Barndoor Mounts for Astrophotography
There must be hundreds of variations on the theme of simple star-tracking barndoor camera mounts for astrophotography. Mine is about as dirt simple as any. It incorporates a few refinements which may make a difference and which are explained below. It goes through periodic revisions which I've described and illustrated on these pages.
The basic barndoor mount uses a straight thrust bolt in the fixed lower arm. Turning the bolt forces the hinge open at a slow, precise rate. The rubber band keeps the hinge from flopping open if the camera is accidentally overbalanced and increases the pressure between the bearing surfaces to reduce chatter and vibration when you turn the bolt. The cap nut which rides against the bottom of the top half of the hinge acts as both a bearing surface and as a cam to help compensate for tangent error.
I've provided a link to a computer program below which helps balance out all these dimensions and considerations.
Aim the barrel of the hinge at Polaris with the open "mouth" of the hinge facing east, open the shutter, and turn the bolt through a fraction of a turn every so many seconds. The interval between twists determines the amount of star trailing due to latency (the time the camera just sits still allowing stars to drift). The pitch of the drive bolt and its distance from the axis of the hinge determine how much of a twist is required to keep the lens aimed at the same bit of the sky. (Latency is the overwhelming source of star trailing out to half an hour or a little more after which design and fabrication errors become dominant. Misalignment on the pole is the second most serious problem. An 8x50 finder telescope fitted with a bracket to sight along the axis of the hinge helps.)
The barndoor mount shown here is built around a 32-pitch drive bolt. If the spacing from the axis of the hinge to the bolt were 7.14 inches, the bolt would need to be turned at 1 rpm to track the turning sky. That would be a quarter turn every quarter of a minute. Easy, no? But I built this particular mount around a shorter hinge, only 5.36 inches. The barndoor mount fits in a camera case like any other piece of gear. Portability costs something in concentration because the shorter arm requires one revolution in 1.33 minutes rather than 1 RPM. That's not too bad: a quarter turn every 20 seconds. Giving the bolt a quarter of a turn while watching a sweep second-hand move 20 seconds is a little like rubbing your head and patting your belly at the same time.
Even so, it works pretty well, eh?
PC-Based Design Aid Software (c. 1990):
I wrote the code available at those links for my own use so it's not as user-friendly as it might be. Hit "?" for Help and just play with it some. (You might start with an unspecified base, a 32 pitch bolt, a 60 second rotation period, and a .2 inch radius of the cap screw.
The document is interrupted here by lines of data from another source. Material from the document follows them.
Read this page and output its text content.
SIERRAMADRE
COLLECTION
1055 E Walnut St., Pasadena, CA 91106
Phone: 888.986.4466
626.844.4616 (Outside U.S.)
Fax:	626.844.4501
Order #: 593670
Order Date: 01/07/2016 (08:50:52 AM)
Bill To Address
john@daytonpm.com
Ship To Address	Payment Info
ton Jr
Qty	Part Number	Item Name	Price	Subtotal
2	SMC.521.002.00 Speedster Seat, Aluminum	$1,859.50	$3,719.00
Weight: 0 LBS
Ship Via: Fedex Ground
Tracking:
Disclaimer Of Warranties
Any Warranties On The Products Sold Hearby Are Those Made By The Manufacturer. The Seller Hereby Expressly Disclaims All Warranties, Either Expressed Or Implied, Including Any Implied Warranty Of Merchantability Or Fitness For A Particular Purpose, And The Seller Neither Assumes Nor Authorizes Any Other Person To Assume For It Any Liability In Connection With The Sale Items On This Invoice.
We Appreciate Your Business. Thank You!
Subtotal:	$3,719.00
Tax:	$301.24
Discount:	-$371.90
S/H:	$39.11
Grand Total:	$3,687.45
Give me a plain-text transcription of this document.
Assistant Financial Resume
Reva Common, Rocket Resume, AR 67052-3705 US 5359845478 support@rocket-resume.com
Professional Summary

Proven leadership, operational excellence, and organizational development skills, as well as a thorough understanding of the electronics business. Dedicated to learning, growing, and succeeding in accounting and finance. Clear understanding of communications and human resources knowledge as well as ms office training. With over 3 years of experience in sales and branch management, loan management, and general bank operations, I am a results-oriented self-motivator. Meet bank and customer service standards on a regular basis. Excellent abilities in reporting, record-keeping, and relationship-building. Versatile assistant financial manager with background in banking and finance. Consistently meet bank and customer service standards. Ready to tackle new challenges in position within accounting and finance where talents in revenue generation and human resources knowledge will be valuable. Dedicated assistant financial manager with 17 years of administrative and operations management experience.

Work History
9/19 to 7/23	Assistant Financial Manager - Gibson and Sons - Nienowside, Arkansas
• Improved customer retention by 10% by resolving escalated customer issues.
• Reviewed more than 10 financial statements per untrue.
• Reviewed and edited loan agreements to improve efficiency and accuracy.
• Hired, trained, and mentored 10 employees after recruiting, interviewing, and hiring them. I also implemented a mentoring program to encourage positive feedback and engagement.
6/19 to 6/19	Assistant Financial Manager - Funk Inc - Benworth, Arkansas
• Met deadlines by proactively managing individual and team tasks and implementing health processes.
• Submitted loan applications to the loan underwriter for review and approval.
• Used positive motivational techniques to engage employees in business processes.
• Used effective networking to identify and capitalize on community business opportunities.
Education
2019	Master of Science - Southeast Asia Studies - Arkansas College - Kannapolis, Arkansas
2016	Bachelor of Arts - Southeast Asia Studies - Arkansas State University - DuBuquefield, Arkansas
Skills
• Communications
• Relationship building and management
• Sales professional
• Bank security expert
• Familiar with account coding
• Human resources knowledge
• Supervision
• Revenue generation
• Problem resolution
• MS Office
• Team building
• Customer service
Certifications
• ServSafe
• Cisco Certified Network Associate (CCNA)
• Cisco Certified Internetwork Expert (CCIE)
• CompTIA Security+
The program will calculate the ideal base length for you, display the predicted performance of the mount, and you can take it from there.) The ticks on the horizontal axis of the graph are five minutes of time, and the vertical scale is the equivalent star trailing you'd get with a stationary camera expressed in seconds of time (so look at the sixth tick mark from the left to see design error at 30 minutes, etc). On today's fast computers, the program is nicely interactive as you use hot keys to adjust various design parameters (hit "?" for a list and plow thru some arcane remarks). It will write a log file of all your trials (to "C:@barn.dat" by default), so you don't need to take notes.
(Survival guide: "X" or "x" to exit. If you run the program from within your browser, avoid hitting "r" to rerun or be ready to use the Program Manager to terminate the application if things lock up. All in all, it's probably better to save the executable to a convenient location and run it from a DOS prompt. Better yet, load the source code into an old BASIC interpreter and run it from there.)
The venerable Nikon F shown in the pictures has been retired in favor of a Canon 20D. The ball & socket has been replaced by a more robust model. The hex nut holding the whole affair to the tripod has been replaced by bevels on the lower arm which fit Arca/Kirk/RRS quick release clamps. The rubber bands worked fine, so they just get replaced by new ones from time to time.
The small pixels in the Canon 20D show the 20-second latency period when using any but the shortest focal length lenses. So it's time to add a motor drive to remove that source of error entirely. I mounted a motor on this barndoor mount years ago but it was a clunky and cumbersome affair. Since that time, I'd like to think I've learned a few things. The next time I put a motor on one of these mounts, we'll see if I can do it right. Or right-er at least. A gravity powered clock mechanism would be especially elegant, but you make photos using the mount you have, not using the mount you wish you had. A geared DC motor is on the way.